Y a-t-il plus de patients atteints de troubles bipolaires aujourd’hui qu’il y a vingt ans ?

On les voit plus, mais on ne sait pas si la maladie était dormante. Certains facteurs extérieurs peuvent jouer : la malbouffe, les écrans, le manque de sommeil… Notre mode de vie ne fabrique pas une maladie, mais peut faciliter son expression. L’autre donnée à prendre en compte, c’est que la définition a évolué ces dernières années, englobant des formes moins sévères comme les hypomanies brèves, sans dépression, avec peu de symptômes. Ce qui complique le diagnostic ! C’est pourquoi je différencie deux grandes formes : les bipolaires épisodiques versus les formes circulaires, avec des hauts et des bas continuels.

Quels sont les signes qui ne trompent pas sur les troubles bipolaires ?

Je le résume par le TRAME : Tempérament, Réactivité, Age de début, Mode évolutif (par épisode ou continu), Episodes. En général, les médecins cherchent les épisodes en premier. Pour moi, les épisodes sont des complications qui résultent des interactions entre la nature émotionnelle de la personne et son environnement. Sa façon de vivre et de gérer ses vulnérabilités, est importante pour compléter le tableau clinique.

Aujourd’hui, quel est le traitement ?

Expliquer la maladie, c’est déjà thérapeutique. Reste ensuite à donner le bon dosage de régulateurs de l’humeur et voir si le malade a besoin d’une thérapie adaptée à sa forme de trouble bipolaire.

Des parents assurent que leurs enfants souffrent de troubles bipolaires, et que certains pédopsychiatres assurent que c’est impossible pour les moins de 15 ans…

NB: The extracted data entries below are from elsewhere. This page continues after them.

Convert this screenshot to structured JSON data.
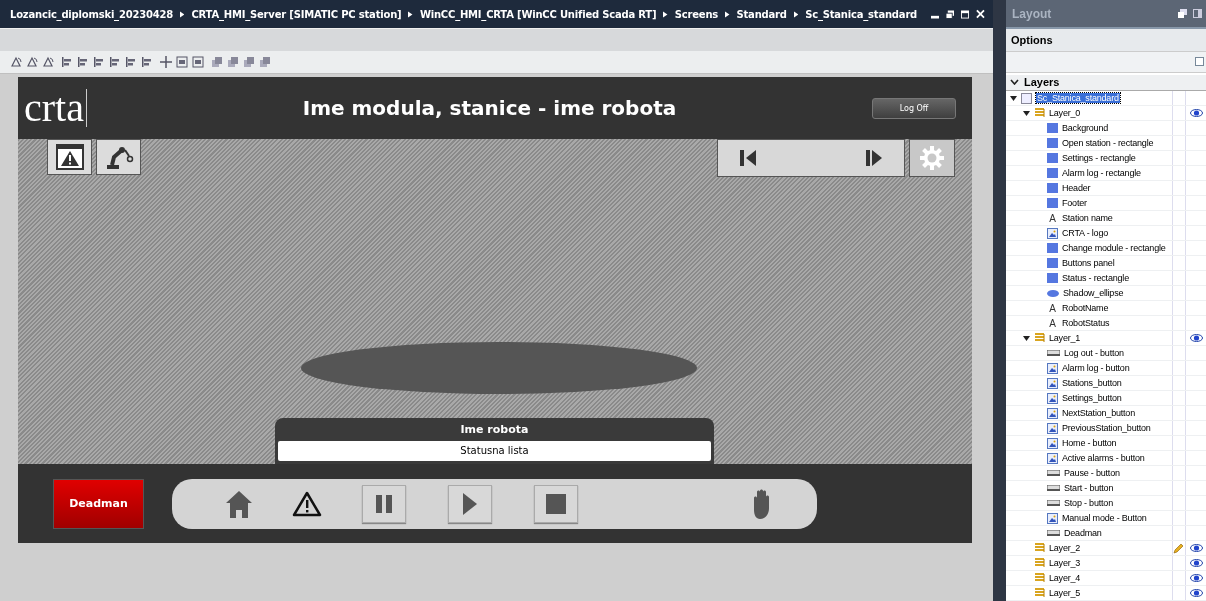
{
  "breadcrumb": [
    "Lozancic_diplomski_20230428",
    "CRTA_HMI_Server [SIMATIC PC station]",
    "WinCC_HMI_CRTA [WinCC Unified Scada RT]",
    "Screens",
    "Standard",
    "Sc_Stanica_standard"
  ],
  "hmi": {
    "logo": "crta",
    "title": "Ime modula, stanice - ime robota",
    "logoff": "Log Off",
    "robot_name": "Ime robota",
    "status": "Statusna lista",
    "deadman": "Deadman"
  },
  "layout_panel": {
    "title": "Layout",
    "options": "Options",
    "layers": "Layers",
    "tree": {
      "label": "Sc_Stanica_standard",
      "selected": true,
      "children": [
        {
          "label": "Layer_0",
          "kind": "layer",
          "visible": true,
          "active": false,
          "children": [
            {
              "label": "Background",
              "kind": "rectangle"
            },
            {
              "label": "Open station - rectangle",
              "kind": "rectangle"
            },
            {
              "label": "Settings - rectangle",
              "kind": "rectangle"
            },
            {
              "label": "Alarm log - rectangle",
              "kind": "rectangle"
            },
            {
              "label": "Header",
              "kind": "rectangle"
            },
            {
              "label": "Footer",
              "kind": "rectangle"
            },
            {
              "label": "Station name",
              "kind": "text",
              "icon": "A"
            },
            {
              "label": "CRTA - logo",
              "kind": "image"
            },
            {
              "label": "Change module - rectangle",
              "kind": "rectangle"
            },
            {
              "label": "Buttons panel",
              "kind": "rectangle"
            },
            {
              "label": "Status - rectangle",
              "kind": "rectangle"
            },
            {
              "label": "Shadow_ellipse",
              "kind": "ellipse"
            },
            {
              "label": "RobotName",
              "kind": "text",
              "icon": "A"
            },
            {
              "label": "RobotStatus",
              "kind": "text",
              "icon": "A"
            }
          ]
        },
        {
          "label": "Layer_1",
          "kind": "layer",
          "visible": true,
          "active": false,
          "children": [
            {
              "label": "Log out - button",
              "kind": "button"
            },
            {
              "label": "Alarm log - button",
              "kind": "image"
            },
            {
              "label": "Stations_button",
              "kind": "image"
            },
            {
              "label": "Settings_button",
              "kind": "image"
            },
            {
              "label": "NextStation_button",
              "kind": "image"
            },
            {
              "label": "PreviousStation_button",
              "kind": "image"
            },
            {
              "label": "Home - button",
              "kind": "image"
            },
            {
              "label": "Active alarms - button",
              "kind": "image"
            },
            {
              "label": "Pause - button",
              "kind": "button"
            },
            {
              "label": "Start - button",
              "kind": "button"
            },
            {
              "label": "Stop - button",
              "kind": "button"
            },
            {
              "label": "Manual mode - Button",
              "kind": "image"
            },
            {
              "label": "Deadman",
              "kind": "button"
            }
          ]
        },
        {
          "label": "Layer_2",
          "kind": "layer",
          "visible": true,
          "active": true
        },
        {
          "label": "Layer_3",
          "kind": "layer",
          "visible": true,
          "active": false
        },
        {
          "label": "Layer_4",
          "kind": "layer",
          "visible": true,
          "active": false
        },
        {
          "label": "Layer_5",
          "kind": "layer",
          "visible": true,
          "active": false
        }
      ]
    }
  }
}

C’est complètement faux. Cela fait trente ans que je suis des familles avec des enfants bipolaires ! On a cinq enquêtes mondiales qui montrent qu’un tiers des troubles bipolaires les plus typiques commencent avant 15 ans. Quant aux cyclothymiques, c’est 100 % avant 15 ans. Et ce déni de certains médecins universitaires pose problème car plus ces troubles commencent tôt, plus ils risquent d’être sévères. Si elle n’est pas dépistée à temps, cette bipolarité peut bousiller l’adolescence, les diplômes, accroître les handicaps.

*Sommes-nous tous bipolaires ?, Editions Josette Lyon, mars 2018, 22,90 euros.